Pikiran itu tiba-tiba muncul dalam kepala Riku, lagipula dia tidak rugi meski menanyakan hal itu. Shuvi pun menjawab dengan serius.

“… Dia ada.Tapi ethernya belum…. ditemukan… Diasumsikan… kondisi aktifasi… tidak memenuhi…”

Dalam setahun ini, Riku sudah terbiasa dengan cara bicara Shuvi. Riku tertawa sejenak. Dia tidak tahu bagaimana detailnya, tapi dasarnya adalah sebagai berikut: Old Deus adalah ‘konsep’. Selama konsep dari game itu ada, dewa game pasti ada entah dimana. Tapi keberadaaan dan kondisi aktifasi—dari ‘ether’—adalah poin penentu apakah dewa ini ‘benar-benar ada’ atau tidak.

“Jadi kesimpulannya… menurutmu dia tidak ada. Setidaknya untuk saat ini…”

Checkmate. Setelah kalah banyak kali, Riku berdiri dan menghela nafas.

“Kau tahu, aku sudah berpikir untuk mengatakan hal ini berulang kali, tapi kau tidak perlu berbicara seperti itu saat kita hanya berdua seperti ini.

“… Mm… Tapi… sepertinya… inti suara dan pikiranku.. sudah tidak bisa kembali… seperti… semula.”

“Hmm. Dan dalam bahasa yang bisa dipahami oleh manusia?”

“… Aku tidak mau… kembali seperti… dulu… sepertinya.”

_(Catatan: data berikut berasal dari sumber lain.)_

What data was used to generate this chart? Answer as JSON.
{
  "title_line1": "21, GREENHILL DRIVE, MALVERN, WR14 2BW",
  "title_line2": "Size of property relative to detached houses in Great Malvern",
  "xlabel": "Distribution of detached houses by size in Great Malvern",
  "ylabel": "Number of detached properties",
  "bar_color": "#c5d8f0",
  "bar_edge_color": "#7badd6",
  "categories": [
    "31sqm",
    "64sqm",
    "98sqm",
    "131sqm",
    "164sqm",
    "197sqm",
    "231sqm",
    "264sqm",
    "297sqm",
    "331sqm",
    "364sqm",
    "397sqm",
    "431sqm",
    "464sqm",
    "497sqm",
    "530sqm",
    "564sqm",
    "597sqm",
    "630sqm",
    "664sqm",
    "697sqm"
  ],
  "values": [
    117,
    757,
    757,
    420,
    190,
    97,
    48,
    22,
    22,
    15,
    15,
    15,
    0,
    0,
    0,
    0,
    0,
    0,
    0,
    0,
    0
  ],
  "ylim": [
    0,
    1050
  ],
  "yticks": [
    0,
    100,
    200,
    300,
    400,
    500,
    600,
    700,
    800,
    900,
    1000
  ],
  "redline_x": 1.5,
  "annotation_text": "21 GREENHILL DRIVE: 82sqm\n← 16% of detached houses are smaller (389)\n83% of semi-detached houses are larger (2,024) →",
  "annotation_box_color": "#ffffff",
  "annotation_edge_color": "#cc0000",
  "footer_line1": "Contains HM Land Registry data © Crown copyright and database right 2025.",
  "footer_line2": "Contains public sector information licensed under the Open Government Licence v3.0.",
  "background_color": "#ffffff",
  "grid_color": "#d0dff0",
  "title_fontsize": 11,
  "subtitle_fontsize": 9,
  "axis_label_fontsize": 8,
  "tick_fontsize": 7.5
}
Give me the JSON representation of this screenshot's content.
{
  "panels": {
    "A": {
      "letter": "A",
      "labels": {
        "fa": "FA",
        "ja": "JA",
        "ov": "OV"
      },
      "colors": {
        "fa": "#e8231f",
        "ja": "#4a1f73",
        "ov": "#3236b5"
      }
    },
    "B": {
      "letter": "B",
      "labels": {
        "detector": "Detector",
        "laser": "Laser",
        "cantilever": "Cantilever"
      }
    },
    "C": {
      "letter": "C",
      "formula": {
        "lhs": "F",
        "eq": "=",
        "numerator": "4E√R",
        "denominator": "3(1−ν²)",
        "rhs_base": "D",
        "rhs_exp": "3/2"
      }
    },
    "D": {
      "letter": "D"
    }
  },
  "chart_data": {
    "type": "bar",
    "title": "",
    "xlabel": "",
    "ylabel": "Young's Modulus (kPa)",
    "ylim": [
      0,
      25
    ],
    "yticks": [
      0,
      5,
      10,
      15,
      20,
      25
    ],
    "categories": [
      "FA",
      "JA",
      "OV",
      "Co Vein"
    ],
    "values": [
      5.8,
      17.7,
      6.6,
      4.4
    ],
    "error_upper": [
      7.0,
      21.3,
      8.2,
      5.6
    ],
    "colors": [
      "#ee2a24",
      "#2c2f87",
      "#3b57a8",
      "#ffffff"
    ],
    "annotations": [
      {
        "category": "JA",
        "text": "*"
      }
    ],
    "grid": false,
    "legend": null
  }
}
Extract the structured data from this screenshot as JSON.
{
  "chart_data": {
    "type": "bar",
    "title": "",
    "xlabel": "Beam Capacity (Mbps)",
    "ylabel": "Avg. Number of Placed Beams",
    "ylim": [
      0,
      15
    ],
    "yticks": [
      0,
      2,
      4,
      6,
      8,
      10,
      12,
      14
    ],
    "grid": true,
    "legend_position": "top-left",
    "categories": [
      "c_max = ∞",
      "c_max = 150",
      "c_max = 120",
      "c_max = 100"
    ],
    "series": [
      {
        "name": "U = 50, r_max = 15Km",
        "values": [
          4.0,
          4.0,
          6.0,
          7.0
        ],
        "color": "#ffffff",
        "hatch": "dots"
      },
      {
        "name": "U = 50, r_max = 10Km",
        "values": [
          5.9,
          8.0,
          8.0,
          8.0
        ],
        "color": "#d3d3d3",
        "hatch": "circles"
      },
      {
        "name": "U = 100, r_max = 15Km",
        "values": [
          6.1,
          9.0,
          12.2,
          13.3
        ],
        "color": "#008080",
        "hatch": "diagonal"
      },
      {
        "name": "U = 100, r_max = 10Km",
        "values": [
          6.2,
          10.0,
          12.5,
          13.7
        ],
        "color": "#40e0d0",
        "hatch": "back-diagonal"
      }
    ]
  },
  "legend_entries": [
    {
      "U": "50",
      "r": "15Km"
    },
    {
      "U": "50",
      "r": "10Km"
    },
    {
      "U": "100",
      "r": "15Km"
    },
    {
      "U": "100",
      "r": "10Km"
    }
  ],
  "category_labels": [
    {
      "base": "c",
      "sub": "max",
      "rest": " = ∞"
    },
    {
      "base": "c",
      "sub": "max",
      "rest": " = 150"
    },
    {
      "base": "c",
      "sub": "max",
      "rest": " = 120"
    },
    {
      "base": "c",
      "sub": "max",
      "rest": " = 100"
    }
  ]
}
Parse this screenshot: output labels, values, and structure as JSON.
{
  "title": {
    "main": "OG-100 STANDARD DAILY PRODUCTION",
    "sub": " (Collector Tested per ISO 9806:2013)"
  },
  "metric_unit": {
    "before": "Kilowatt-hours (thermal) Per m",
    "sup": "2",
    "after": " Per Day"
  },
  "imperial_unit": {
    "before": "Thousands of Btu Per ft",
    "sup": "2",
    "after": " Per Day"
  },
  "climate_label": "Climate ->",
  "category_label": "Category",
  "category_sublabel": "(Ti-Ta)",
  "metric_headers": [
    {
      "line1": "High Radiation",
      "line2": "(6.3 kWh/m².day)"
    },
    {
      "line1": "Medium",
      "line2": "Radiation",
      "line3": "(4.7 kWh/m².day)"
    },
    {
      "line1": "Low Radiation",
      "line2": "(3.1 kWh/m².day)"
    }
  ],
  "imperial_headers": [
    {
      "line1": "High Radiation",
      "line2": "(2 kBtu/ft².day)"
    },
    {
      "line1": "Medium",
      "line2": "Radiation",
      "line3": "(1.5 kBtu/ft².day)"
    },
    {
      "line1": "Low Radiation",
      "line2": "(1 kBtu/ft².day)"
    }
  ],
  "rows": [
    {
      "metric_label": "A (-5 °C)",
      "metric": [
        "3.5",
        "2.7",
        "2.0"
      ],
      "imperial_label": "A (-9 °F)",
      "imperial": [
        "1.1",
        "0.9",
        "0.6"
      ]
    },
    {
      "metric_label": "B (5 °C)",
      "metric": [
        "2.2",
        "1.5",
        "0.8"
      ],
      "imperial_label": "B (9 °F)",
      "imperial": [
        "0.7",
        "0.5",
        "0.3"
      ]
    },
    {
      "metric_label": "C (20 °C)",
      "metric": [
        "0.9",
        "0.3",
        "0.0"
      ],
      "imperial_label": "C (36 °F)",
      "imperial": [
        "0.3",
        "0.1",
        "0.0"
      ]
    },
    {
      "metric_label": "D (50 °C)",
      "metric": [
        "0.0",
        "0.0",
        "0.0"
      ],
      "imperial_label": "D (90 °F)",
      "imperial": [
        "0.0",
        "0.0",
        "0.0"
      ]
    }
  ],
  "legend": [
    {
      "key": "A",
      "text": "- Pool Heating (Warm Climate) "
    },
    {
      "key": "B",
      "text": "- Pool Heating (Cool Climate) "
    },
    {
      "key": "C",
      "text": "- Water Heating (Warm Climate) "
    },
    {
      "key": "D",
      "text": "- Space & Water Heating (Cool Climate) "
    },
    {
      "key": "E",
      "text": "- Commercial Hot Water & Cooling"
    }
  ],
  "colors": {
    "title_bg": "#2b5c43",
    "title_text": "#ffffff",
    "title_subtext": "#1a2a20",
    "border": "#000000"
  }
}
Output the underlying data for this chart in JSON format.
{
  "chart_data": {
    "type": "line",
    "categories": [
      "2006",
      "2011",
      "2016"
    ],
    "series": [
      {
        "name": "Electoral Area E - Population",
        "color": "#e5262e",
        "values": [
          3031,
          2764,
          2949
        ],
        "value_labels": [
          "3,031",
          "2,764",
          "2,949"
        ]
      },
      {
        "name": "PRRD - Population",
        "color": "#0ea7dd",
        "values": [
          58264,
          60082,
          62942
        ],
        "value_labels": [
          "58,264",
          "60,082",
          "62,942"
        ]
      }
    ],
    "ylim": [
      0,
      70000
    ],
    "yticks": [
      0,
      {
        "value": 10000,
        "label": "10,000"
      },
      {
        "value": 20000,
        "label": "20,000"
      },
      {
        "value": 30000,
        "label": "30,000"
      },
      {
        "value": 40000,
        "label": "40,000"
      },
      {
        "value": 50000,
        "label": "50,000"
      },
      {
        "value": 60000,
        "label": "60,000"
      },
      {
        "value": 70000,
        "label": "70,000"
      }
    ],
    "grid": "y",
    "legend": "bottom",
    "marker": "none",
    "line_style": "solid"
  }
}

Lagi-lagi begitu? Pikir Riku sambil menyeringai jahil. Beberapa saat kemudian, mereka berdua keluar dari kamar bersama-sama.

 

Atmosfer penduduk desa saat melihat mereka berdua telah berubah. Riku mengakui hal tersebut saat melihat Shuvi yang berjalan di sebelahnya. Sejak gadis itu bergabung dengan mereka, alat-alat yang mereka miliki berkembang dengan pesat. Semua berkat kalkulasi dan desain yang sebenarnya tidak diminta oleh para penduduk desa. Berkat Shuvi juga, keakuratan pengukuran mereka dan tingkat keberhasilan penjelajahan mereka meningkat dengan pesat. Performa teleskop milik Couron juga dikembangkan lebih jauh lagi, lalu peternakan susu yang mereka miliki juga mengalami peningkatan. Kebutuhan untuk melakukan penjelajahan semakin berkurang dan jumlah pasokan makanan sangat mencukupi kebutuhan mereka semua. Karena itu…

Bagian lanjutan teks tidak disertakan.